Defence corruption risks threatening Asian stability

Transparency International | .

Several Asian powers are at high risk of corruption posing a threat to stability in the region according to a new Government Defence Index from Transparency International.

Six of the seventeen states assessed in the index receive either E or F grade, representing either a “very high” or “critical” risk of defence corruption. Malaysia scored a D indicating a high vulnerability to defence corruption.

Katherine Dixon, Programme Director Transparency International Defence and Security, said:

“Asia is home to some of the most rapidly growing defence budgets in the world, but it’s not just the size of defence spending that matters. The question is, who is in charge of all this new power?”

“Secretive decision-making in defence creates suspicion and regional tensions.  In a highly populated region, with overlapping territorial claims and rising defence budgets, stability depends on establishing clear standards for the way military power is governed, based on accountability to citizens and basic transparency.”

“This is what being a responsible power in the 21st Century should mean.”

The region has some of the most rapidly growing defence budgets in the world, with the 17 countries studied in this report spending approximately $432.7 billion on military expenditure in 2014, or 24.5 % of global military spending.

But much of this spending remains highly secretive. Oversight of defence budgets, essential to holding military elites to account, is often minimal.

TI is calling on ASEAN Defence Ministers, which are meeting in Malaysia for the 3rd Annual Defence Ministerial Plus, to take the lead in setting new ASEAN standards for defence institutions.

Dixon added:

“Malaysia has firm foundations for building accountability and transparency in defence institutions. The armed forces are professional and transparent in some critical areas.

 But greater independent oversight over the defence budget is essential if the risk of public funding being wasted or stolen is to be reduced. And in light of the ongoing 1MDB case, there has never been a greater need for defence institutions to demonstrate their ethics and integrity.”

The report also highlighted the vital role of the Malaysian Anti-Corruption Commission (MACC) in investigating corruption in defence.  But formal legislative scrutiny over defence policy was a key gap, as little detail about defence spending is submitted to parliament in the annual budget estimate.
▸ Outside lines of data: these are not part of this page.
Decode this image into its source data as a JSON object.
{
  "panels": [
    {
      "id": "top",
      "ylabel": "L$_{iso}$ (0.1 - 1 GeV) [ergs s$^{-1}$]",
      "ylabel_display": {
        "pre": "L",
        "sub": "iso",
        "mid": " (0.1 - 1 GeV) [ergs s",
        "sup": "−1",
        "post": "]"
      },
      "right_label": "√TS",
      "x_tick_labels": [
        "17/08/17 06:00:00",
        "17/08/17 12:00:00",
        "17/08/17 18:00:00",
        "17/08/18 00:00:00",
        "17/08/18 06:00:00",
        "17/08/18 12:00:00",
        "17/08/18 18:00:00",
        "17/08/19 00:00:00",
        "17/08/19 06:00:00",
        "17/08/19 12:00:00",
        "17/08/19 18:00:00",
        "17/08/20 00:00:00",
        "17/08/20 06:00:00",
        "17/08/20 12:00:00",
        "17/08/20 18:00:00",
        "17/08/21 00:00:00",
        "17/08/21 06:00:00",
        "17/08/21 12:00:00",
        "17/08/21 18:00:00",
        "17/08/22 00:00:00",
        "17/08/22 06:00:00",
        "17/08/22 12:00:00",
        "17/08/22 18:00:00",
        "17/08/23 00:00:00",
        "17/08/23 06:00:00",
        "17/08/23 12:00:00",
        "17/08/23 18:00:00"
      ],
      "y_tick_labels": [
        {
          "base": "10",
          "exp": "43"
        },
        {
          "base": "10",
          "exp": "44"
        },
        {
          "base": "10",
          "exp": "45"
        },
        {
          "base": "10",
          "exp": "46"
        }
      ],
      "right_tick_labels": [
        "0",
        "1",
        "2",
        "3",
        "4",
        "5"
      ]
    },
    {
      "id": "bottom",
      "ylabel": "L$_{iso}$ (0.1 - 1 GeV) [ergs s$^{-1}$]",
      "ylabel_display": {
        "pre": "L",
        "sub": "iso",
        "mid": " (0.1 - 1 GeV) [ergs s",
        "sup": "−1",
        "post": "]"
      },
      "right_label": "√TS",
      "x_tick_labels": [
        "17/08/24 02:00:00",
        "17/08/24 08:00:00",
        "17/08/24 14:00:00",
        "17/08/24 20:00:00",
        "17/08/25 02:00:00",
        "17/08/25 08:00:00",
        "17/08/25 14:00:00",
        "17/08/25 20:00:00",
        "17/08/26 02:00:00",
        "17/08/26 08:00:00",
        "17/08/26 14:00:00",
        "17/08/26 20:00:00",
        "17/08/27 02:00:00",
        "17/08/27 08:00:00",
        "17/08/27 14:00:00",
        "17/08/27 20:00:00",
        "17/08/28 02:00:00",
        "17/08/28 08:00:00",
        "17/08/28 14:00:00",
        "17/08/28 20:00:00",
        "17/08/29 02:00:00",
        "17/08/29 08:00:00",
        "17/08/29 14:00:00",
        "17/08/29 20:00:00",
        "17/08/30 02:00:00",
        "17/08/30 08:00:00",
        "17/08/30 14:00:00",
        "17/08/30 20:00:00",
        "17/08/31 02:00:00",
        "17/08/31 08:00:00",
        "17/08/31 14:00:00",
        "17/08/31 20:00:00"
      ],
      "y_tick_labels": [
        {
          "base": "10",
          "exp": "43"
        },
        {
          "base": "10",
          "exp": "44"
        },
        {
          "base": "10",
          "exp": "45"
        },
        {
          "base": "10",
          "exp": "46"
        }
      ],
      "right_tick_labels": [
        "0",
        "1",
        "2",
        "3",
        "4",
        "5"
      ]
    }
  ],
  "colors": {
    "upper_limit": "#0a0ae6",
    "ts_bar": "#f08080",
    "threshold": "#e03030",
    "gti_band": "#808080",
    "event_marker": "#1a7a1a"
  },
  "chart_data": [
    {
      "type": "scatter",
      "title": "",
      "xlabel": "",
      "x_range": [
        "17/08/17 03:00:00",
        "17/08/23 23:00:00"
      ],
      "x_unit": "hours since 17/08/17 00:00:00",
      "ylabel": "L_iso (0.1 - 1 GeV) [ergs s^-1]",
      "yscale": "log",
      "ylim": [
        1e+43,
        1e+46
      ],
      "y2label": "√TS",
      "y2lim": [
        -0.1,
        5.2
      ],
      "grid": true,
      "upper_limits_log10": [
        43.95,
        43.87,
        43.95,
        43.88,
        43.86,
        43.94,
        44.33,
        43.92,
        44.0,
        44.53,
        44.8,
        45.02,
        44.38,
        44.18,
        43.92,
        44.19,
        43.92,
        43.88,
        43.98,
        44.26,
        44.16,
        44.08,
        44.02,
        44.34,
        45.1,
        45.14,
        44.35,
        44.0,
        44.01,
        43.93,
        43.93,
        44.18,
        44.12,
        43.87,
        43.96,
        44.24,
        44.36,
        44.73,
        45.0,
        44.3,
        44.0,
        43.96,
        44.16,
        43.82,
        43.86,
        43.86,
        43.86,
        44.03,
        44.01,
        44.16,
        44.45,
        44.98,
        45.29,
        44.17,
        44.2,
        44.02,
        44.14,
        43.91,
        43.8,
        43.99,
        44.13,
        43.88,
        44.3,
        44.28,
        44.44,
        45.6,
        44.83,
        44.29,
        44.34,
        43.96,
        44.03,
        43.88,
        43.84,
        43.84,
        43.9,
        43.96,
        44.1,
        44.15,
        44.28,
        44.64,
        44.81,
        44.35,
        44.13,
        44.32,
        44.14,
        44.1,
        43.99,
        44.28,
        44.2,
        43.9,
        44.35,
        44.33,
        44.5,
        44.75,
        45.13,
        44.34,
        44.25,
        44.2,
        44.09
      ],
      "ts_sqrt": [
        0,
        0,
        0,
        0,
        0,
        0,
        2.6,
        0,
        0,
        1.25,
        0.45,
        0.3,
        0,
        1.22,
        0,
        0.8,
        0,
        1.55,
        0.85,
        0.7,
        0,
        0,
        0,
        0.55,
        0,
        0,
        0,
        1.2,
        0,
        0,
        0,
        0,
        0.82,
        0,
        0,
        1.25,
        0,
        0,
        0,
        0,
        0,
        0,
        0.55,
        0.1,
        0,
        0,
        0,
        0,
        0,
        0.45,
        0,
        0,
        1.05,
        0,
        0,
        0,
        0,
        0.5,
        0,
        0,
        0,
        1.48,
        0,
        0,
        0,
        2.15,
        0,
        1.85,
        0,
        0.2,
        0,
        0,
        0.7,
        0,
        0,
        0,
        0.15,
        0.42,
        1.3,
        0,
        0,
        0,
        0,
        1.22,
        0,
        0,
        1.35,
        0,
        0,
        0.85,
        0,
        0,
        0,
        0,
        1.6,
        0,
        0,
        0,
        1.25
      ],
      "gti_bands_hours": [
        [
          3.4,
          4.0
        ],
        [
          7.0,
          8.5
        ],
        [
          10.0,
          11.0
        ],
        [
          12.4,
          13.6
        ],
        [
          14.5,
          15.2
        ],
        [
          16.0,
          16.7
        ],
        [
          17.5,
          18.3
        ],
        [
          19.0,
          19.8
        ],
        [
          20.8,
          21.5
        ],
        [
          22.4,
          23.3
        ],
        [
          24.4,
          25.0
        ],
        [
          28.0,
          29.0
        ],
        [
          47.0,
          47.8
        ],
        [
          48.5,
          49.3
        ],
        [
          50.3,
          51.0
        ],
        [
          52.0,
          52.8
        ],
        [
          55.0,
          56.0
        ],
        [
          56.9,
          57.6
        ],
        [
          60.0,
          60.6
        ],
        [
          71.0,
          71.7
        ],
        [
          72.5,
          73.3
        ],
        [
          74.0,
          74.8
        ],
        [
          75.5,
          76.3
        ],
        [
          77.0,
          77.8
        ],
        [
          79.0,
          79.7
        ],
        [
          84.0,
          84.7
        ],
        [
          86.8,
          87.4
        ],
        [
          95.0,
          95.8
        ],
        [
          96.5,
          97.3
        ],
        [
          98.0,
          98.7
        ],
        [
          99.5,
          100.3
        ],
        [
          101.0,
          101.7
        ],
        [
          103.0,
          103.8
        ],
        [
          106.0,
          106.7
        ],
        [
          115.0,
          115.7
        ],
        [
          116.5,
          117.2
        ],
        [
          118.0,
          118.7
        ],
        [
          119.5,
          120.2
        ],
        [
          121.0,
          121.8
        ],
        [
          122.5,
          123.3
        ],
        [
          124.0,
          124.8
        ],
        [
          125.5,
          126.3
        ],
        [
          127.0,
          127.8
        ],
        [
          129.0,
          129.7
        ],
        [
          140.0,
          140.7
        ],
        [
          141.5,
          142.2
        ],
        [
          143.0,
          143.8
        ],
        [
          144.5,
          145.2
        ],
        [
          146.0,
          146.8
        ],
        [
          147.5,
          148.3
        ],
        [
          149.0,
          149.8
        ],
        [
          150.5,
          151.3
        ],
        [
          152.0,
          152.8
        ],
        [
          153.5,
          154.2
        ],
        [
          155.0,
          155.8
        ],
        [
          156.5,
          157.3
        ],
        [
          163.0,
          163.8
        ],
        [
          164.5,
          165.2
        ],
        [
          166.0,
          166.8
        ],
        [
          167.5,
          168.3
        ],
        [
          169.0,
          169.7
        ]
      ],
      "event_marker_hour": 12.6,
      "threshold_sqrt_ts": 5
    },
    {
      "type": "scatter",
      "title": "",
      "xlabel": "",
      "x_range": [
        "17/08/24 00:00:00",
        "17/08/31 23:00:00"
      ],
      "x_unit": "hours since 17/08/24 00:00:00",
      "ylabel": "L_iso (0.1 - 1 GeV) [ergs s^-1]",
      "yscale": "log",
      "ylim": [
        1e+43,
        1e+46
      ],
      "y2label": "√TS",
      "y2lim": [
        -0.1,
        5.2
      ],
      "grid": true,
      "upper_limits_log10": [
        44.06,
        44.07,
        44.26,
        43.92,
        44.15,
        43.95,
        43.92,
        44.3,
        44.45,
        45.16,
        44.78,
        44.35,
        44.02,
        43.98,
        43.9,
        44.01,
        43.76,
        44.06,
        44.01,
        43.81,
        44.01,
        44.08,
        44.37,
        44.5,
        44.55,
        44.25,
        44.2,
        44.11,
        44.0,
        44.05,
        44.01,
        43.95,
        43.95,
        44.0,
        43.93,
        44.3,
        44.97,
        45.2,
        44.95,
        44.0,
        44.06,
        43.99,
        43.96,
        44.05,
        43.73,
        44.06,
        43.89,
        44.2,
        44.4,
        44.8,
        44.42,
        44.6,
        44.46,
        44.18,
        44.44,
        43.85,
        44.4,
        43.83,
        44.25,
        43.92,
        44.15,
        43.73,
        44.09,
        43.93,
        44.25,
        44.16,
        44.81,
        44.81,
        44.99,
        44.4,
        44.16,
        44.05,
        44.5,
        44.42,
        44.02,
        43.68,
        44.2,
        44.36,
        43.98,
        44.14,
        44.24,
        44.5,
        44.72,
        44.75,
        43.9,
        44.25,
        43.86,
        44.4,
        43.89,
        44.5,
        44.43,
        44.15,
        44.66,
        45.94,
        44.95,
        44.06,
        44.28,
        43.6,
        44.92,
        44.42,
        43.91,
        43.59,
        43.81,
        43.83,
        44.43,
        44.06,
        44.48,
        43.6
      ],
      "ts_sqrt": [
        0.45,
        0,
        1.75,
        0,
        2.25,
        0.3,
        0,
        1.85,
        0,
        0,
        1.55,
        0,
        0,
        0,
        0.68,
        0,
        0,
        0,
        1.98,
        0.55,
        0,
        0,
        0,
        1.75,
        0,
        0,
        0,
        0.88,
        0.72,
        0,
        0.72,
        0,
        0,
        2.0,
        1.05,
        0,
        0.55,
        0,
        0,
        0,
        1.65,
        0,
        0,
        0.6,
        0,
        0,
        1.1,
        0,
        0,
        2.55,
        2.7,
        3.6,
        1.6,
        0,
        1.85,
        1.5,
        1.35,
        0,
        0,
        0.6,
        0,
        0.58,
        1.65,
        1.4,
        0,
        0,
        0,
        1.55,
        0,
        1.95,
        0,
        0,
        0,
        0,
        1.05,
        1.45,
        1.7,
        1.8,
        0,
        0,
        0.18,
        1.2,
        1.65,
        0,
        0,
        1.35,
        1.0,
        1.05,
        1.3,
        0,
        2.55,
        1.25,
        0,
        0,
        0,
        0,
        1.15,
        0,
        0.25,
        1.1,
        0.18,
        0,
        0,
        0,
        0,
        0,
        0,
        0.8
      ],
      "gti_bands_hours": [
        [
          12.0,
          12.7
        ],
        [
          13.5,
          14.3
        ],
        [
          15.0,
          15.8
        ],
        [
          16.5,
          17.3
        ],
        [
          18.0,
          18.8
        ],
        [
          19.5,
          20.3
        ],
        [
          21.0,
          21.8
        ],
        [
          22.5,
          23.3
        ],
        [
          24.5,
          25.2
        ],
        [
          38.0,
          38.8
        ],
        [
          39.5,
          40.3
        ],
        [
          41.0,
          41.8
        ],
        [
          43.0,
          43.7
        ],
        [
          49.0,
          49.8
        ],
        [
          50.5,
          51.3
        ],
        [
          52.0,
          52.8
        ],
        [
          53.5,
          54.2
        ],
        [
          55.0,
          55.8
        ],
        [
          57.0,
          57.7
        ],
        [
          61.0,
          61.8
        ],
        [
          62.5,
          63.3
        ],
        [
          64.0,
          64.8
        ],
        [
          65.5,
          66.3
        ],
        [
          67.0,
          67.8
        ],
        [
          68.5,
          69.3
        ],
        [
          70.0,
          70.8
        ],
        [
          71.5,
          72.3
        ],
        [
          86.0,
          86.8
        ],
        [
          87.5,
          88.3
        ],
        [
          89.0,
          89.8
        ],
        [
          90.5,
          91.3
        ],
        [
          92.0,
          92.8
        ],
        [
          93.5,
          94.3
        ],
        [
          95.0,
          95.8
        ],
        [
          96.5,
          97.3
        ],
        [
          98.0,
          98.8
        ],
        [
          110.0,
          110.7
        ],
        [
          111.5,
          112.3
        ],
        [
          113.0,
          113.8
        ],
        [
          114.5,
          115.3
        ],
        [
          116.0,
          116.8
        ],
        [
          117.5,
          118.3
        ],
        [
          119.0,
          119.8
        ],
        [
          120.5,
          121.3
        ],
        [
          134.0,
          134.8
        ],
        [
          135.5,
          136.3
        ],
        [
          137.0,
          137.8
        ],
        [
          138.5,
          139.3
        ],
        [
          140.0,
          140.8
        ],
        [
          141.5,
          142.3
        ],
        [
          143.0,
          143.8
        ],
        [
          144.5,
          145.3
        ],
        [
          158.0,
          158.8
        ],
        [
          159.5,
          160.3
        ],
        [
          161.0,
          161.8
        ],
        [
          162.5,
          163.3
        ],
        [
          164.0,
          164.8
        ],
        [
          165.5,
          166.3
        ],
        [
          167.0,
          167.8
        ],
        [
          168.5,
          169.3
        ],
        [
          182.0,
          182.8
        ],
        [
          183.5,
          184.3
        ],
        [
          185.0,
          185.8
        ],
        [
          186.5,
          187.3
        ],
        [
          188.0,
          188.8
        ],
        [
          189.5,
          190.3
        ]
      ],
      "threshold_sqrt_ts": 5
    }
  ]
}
Across the region, New Zealand, Australia, Taiwan, and Japan also topped the index with strong institutional controls over military spending and policy. South Korea, where the Government has taken a strong public stand against defence corruption, also scored ahead of the regional average.

In contrast, China accounts for around 30% of the world’s most secretive spending.  In theory, defence policy is supervised by the National People's Congress, but in practice the US congress receives more information about Chinese military capability and defence budget.

Singapore emerges as the ASEAN leader, with firm foundations in Philippines and Indonesia, which also scored D. But there were notable gaps in other ASEAN countries, where the behaviour of the military stands is stark contrast to the organisation’s professed values.  In Myanmar, the abuse of power by the military is contributing to the loss government legitimacy and fuelling civil unrest.